China, it appears, was massively underestimated. The report cites a 1992 Time Magazine article about the upcoming century that arrogantly argued: “China cannot grow into an industrial giant in the 21st century. Its population is too large and its gross domestic product too small.” By 2010, however, it became apparent that China was much more than a hub for low-cost manufacturing. Under the central leadership of the Chinese state, multinational companies sprung up across the country and started to drive serious competition in the foundational technologies of the 21st century.

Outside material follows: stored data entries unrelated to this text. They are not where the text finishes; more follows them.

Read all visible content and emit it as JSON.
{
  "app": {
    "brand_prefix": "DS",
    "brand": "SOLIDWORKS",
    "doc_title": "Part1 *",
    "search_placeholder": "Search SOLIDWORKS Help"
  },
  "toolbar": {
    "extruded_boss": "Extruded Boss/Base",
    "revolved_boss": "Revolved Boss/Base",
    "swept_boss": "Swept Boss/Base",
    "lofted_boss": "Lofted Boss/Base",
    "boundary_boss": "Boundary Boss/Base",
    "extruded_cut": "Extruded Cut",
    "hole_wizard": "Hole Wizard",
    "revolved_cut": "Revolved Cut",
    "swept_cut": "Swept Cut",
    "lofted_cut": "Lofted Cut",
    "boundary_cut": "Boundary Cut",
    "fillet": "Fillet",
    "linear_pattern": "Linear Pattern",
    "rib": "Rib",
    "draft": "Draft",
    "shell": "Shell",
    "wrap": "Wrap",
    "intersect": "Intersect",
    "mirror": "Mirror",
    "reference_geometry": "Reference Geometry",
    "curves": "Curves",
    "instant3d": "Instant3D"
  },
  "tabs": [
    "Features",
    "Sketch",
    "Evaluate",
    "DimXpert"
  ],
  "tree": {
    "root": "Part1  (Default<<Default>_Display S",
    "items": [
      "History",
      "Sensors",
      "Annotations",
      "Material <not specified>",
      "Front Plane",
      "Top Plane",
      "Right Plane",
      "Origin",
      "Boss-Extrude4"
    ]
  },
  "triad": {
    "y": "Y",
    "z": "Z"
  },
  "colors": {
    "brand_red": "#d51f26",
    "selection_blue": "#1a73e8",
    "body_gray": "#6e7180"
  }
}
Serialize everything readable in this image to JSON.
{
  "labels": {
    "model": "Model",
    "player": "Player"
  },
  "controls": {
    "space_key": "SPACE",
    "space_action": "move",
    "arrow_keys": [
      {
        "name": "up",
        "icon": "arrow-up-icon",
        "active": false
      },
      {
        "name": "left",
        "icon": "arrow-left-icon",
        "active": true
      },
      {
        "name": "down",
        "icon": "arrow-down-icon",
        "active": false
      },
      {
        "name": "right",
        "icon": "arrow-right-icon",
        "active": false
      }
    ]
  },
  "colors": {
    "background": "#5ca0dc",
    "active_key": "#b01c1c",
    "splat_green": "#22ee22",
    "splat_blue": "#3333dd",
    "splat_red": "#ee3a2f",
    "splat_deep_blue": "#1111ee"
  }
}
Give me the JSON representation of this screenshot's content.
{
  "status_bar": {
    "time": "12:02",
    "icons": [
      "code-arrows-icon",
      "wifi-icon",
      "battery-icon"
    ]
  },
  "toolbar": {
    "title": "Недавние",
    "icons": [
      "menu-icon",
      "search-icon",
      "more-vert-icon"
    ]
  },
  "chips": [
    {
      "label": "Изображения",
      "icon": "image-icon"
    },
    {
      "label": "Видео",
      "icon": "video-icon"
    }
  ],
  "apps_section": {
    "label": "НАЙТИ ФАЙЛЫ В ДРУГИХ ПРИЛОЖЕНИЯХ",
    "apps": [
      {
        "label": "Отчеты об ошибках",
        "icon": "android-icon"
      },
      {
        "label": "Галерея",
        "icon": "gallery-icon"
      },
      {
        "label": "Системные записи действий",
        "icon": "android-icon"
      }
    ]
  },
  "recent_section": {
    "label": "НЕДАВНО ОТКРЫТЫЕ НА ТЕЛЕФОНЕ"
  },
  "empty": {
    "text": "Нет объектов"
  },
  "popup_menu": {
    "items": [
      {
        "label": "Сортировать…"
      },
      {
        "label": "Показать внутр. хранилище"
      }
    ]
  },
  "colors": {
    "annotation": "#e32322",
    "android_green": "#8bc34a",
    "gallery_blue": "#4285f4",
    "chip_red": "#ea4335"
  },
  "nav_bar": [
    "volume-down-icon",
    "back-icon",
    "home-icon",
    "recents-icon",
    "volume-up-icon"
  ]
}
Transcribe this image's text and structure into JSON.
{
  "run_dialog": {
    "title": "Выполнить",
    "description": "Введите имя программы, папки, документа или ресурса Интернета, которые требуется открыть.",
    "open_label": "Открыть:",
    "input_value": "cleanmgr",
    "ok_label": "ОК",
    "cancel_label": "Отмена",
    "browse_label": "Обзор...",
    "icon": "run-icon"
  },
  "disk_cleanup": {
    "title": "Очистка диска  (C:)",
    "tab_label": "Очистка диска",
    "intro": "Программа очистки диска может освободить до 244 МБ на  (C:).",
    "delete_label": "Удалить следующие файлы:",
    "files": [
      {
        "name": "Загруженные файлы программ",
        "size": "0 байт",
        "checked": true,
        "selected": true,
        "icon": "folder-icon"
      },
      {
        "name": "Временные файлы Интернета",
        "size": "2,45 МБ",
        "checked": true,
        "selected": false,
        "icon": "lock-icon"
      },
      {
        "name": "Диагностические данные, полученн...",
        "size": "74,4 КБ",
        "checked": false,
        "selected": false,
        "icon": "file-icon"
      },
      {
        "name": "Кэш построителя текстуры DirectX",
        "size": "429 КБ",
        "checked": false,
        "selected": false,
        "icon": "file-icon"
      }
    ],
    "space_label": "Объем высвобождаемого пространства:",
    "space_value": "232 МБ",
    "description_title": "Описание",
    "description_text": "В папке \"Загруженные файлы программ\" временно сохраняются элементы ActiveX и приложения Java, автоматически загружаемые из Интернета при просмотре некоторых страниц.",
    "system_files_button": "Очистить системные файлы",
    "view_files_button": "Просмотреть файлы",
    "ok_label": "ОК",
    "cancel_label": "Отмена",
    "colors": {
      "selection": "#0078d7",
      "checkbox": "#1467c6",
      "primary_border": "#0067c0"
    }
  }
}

“Wherever the Chinese government can protect companies in its domestic market, support national champions through subsidies and access to government data, and enable corporations to lead, it does. As a result, China’s tech ecosystem may be on par with Silicon Valley by 2025 'in terms of dynamism, innovation, and competitiveness,'" the report reads.

News of China's rise to become a 21st-century superpower is nothing new. In October 2021, a former Pentagon software chief warned that China is blazing towards global dominance because of its focus on technological advancement, especially in the field of AI. A significant milestone was reached in 2018 when China became the world's biggest publisher of scientific articles, overtaking the US. 

The US now has to confront how it plans to navigate a world where it is no longer the sole supreme superpower. While the latest report could be criticized for being alarmist, it concludes with a note of optimism, arguing that it’s not necessarily “game over” for the US just yet. 


“Recognizing the magnitude of the challenge posed by what Singapore’s founding leader Lee Kuan Yew predicted would be “the biggest player in the history of the world” is the starting point for crafting an effective and sustainable China policy. We believe it should—and will—lead the United States to mobilize a response proportionate to the challenge,” Graham Allison, lead author of the report, said in an accompanying post.